George Adie on Being Lost in Dreams – 21 March 1989 (Pt I)

This is from the meeting of Tuesday 21 March 1989. Pablo said: “Mr Adie, for a good while, I find that my preparation in the morning is full of dreams, and I cannot snap out of them. I really would like some help.”

The body,” replied Mr Adie. “The body is there. Use that to start with.”

“If you you cannot shake off your dreams, put your hand up. Make it do things that you want. Anything. Toes, anything. You have a body. You only do it for a second or as long as is necessary, until you come aware in this lazy web of your dreams: aware of your body. You see your back is stooped, so you straighten it a little. You try and sense the movement of the breath into your lungs. You become animate; the blood flows, your thoughts change. Then try and become still.”

“If you are lost in dreams, move. Move from the dead spot. Do something. Splash cold water on yourself. Hold out your arms for two or three minutes. Do something difficult that demands attention.”

“I must awake somehow. I have been asleep, and now I am in a waking-sleep state. I have to awake. And I am very fortunate because I do have the chance of putting my attention on my body. And at the same time as I do it, I can try and have the idea of why I do it, and not think it’s just a stupid thing: it’s very, very vital. I can make small movements, I can make big movements, so that my final bodily posture expresses something awake.”

“We have a fine Buddha here, and another there. Their postures are magnificent. Now, if I see my head is fallen, and my shoulders are down, I lift them. If that isn’t enough, go and stand in a cold shower. Do something. Get a needle and prick your finger. Doesn’t matter, but don’t cut yourself to let quarts of blood gush out. The sensation is enough.”

Pablo reiterated that half-way during the preparation, he comes to himself and finds that he is lost in dreams.

That can happen. In spite of these efforts, that can happen. But you come back, and by the time you come back for the third time, something clicks. You find that is different. But you can’t assume that it is, so I need to verify. You’ve got three things by which to verify: you’ve got your body, your feeling and your mind, and you want to have them in balance.”

“Very, very practical. You want to be absolutely practical. There is no doubt that the body is there, and it has feeling, sensation, which I am quite unaware of. When you take the breath, you have a sensation of the breath coming in. If it’s cold air in the room, you have a sensation of the cold air coming in.”

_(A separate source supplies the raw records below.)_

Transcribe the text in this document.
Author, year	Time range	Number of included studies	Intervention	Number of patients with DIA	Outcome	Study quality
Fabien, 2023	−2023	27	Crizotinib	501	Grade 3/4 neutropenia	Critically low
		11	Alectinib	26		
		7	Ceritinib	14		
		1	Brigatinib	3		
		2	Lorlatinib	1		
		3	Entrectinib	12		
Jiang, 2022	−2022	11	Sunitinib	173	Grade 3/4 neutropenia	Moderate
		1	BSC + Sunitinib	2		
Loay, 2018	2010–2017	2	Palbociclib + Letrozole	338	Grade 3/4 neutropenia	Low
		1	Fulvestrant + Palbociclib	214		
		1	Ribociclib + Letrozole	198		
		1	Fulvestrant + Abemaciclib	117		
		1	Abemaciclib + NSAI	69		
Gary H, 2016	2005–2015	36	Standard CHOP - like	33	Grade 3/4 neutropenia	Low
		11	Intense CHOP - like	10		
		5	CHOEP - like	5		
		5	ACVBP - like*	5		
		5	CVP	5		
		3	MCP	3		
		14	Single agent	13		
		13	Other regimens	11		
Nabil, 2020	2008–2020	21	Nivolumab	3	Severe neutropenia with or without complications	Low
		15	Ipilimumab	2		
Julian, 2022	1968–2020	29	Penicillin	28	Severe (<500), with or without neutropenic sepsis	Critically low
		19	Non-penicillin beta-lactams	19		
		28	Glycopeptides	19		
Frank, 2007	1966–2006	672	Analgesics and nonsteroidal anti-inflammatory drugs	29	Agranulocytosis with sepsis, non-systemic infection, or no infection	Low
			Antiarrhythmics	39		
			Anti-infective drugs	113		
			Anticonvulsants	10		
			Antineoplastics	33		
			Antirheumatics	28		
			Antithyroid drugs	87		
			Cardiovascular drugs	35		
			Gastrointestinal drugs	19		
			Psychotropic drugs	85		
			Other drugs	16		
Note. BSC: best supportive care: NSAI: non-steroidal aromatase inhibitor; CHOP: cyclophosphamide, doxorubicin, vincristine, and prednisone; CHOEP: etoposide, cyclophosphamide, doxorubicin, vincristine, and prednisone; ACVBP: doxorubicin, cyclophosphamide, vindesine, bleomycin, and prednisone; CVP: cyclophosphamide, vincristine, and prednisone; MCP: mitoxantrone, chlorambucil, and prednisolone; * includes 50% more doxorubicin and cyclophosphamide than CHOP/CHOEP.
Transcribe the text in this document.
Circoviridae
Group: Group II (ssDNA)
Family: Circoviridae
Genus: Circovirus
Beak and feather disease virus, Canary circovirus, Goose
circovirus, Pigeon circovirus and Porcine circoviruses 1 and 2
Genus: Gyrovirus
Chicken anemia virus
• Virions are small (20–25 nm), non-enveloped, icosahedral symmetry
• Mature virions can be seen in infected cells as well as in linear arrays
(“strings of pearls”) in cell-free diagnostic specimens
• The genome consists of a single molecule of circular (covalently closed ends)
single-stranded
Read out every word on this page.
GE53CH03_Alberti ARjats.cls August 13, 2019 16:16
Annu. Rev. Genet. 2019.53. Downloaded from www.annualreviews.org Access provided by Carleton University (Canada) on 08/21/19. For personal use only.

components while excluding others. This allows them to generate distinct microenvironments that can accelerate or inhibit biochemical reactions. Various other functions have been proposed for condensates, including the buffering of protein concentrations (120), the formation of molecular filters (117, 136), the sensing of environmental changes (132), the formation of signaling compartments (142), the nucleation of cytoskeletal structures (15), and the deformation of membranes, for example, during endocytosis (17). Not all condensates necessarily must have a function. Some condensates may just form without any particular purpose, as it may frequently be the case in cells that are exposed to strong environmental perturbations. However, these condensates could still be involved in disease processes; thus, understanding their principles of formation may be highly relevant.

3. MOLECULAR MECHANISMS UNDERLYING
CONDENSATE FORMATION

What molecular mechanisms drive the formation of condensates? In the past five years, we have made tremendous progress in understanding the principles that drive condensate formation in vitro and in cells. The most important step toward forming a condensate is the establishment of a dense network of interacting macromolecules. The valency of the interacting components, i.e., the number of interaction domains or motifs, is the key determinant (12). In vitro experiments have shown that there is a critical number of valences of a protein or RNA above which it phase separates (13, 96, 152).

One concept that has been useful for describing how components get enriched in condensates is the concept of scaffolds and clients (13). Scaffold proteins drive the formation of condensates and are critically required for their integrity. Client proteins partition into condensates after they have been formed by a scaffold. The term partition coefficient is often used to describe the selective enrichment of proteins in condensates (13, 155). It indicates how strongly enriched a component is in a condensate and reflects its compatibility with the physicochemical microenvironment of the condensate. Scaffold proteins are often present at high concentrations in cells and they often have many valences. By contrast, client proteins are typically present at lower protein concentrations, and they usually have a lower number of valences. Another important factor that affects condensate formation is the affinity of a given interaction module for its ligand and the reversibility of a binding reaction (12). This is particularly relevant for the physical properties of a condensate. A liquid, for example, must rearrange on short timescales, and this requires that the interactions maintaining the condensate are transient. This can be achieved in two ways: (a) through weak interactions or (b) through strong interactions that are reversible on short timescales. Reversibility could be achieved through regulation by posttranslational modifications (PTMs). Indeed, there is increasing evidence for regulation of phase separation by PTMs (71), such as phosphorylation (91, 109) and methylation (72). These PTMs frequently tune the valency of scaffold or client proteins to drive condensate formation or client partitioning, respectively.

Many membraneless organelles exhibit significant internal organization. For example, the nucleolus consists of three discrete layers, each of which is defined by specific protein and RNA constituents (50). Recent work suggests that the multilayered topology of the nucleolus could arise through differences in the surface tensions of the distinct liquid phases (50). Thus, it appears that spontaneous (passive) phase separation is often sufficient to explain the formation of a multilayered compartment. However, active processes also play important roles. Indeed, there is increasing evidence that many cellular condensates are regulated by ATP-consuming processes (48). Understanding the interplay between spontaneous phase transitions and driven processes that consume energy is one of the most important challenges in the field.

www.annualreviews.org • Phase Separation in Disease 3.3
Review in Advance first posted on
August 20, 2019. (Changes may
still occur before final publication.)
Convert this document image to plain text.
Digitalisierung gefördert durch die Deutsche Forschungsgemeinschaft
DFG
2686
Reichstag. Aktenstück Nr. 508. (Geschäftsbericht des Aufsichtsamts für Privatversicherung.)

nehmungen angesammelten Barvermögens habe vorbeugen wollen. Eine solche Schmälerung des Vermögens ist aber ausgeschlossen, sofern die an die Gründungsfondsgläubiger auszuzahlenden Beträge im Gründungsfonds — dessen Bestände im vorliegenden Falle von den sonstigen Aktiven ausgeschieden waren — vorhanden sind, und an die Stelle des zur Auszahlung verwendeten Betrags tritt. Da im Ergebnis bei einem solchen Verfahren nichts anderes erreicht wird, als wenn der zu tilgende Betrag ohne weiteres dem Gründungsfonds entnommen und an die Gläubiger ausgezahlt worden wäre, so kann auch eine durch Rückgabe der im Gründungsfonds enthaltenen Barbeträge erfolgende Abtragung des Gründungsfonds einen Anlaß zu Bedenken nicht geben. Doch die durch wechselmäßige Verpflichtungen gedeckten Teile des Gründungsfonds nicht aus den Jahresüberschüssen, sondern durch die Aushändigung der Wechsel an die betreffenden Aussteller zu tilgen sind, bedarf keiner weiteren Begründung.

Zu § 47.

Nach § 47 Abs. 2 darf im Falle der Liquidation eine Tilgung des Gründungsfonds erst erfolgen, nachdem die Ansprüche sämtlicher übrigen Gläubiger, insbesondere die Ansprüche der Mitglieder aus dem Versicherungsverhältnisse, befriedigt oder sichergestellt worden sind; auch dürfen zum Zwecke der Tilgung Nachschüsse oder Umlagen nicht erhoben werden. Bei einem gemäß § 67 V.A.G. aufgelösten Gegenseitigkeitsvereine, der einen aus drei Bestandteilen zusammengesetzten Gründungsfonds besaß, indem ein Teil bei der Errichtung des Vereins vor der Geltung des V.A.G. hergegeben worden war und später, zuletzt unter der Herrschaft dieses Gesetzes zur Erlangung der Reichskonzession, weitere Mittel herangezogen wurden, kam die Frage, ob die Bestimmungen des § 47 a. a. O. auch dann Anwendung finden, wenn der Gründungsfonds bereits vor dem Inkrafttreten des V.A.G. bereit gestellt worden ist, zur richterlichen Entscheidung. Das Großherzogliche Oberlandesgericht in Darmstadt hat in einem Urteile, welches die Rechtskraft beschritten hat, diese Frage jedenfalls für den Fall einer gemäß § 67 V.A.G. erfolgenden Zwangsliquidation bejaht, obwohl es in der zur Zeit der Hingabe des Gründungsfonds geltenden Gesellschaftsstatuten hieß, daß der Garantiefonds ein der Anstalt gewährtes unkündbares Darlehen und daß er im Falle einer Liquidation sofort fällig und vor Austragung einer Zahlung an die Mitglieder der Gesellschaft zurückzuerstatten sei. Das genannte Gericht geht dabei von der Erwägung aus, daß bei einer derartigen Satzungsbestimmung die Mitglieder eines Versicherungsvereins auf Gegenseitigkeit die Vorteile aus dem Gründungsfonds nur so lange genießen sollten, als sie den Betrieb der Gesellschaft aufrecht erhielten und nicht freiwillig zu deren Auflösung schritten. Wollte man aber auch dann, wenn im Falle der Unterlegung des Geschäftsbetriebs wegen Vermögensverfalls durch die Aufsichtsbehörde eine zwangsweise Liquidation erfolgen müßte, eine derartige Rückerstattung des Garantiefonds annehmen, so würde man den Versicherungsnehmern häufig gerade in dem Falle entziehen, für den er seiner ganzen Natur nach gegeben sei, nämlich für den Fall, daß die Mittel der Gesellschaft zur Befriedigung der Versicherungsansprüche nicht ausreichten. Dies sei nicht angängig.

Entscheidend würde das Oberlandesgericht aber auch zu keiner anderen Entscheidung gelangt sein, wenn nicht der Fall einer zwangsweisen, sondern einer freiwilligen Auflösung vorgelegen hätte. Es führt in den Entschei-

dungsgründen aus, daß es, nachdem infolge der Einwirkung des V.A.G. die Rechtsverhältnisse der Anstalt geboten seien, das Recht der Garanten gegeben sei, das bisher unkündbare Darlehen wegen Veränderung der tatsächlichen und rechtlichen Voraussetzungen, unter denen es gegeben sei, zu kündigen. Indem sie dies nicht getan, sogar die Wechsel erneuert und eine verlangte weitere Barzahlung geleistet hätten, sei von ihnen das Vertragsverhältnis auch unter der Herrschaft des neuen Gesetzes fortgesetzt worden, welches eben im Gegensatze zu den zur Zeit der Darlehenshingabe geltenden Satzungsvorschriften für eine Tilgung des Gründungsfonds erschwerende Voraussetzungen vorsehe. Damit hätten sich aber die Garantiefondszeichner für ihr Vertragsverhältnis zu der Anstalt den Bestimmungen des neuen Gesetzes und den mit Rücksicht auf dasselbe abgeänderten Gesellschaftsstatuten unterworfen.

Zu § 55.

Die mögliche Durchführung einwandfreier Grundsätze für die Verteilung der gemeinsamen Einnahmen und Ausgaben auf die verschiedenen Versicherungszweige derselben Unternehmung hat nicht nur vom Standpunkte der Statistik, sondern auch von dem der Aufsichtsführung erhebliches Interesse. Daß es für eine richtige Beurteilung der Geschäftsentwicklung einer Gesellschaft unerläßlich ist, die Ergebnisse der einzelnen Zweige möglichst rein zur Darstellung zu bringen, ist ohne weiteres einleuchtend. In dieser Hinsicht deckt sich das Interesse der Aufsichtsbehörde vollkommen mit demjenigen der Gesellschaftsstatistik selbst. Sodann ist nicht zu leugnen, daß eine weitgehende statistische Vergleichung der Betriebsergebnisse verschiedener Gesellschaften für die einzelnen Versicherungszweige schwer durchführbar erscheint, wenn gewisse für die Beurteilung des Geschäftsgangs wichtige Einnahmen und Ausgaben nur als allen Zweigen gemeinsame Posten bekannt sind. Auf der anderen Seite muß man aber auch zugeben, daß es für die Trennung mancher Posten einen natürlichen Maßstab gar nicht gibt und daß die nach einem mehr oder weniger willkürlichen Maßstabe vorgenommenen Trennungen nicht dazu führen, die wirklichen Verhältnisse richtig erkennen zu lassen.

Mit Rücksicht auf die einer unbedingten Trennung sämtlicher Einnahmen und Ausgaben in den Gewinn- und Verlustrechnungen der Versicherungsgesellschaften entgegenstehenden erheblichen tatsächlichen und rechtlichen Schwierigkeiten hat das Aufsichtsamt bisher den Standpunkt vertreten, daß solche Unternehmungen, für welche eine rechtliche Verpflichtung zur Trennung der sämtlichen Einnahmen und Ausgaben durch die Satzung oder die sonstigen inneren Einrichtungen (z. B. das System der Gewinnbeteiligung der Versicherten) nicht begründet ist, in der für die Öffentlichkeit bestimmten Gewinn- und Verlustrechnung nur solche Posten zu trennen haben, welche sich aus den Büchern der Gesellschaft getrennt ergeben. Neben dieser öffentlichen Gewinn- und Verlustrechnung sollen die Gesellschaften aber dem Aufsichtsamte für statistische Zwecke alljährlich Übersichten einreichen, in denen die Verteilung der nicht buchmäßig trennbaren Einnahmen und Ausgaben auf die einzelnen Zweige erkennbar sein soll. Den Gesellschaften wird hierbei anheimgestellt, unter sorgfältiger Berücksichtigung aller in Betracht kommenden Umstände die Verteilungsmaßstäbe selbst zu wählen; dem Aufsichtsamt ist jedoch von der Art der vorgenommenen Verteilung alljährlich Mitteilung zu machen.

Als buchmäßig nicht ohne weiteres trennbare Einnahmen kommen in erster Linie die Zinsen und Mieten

I might add that Mr Adie had the habit that every morning, no matter how cold it was, that he would go to his window, open it, and take in some breaths of fresh air. He continued: “Then this leads to the feeling. What about the force of the feeling? It is related to the food of the air. What about it? It gives you something, it’s a force. So the sensation and the force, and now what is happening to your thought? The rubbishy thoughts will have stopped if you have been directing your attention to your feeling and your sensation.”

“It’s a work. You’re trying to change your whole state. It’s a very big thing. A person who is changing their state is on the way to becoming respectable. Think of what it means to voluntarily change my state. How can I be different from what I am? Yet in one second I can become different.”

“The changing of my state is a complete impasse to the ordinary mind and the ordinary attitude. You can talk about it, and write books about it, but know nothing of it in reality. But everything depends upon it.”

Mr Adie is speaking here of coming awake in the midst of dreams, during the preparation. This is so critical that I am leaving it one short posting by itself. Other methods can be used, but the principles are the same. For example, Gurdjieff recommended getting a sponge, soaking it in cold water, and then squeezing it over the veins in your wrist. Or you can hop into the shower and let cold water pour down on your arm-pits, or straight over your backbone. When this has been done, one can achieve some awakening just by remembering it (of course it is better to make the effort to evoke memory in all three centres, not only in the head).

Often, too, when someone complained that their preparation was dead, Mr Adie would advise that they take it deeper: try and go deeper into one’s sensation (e.g. include the sensation of the bones, the internal cavities, the movement of the blood, and so on), to receive more impressions simultaneously (e.g. of the temperature, the quality of the air, sounds, light through my eyelids), and so on. It is an exciting world, full of wonder.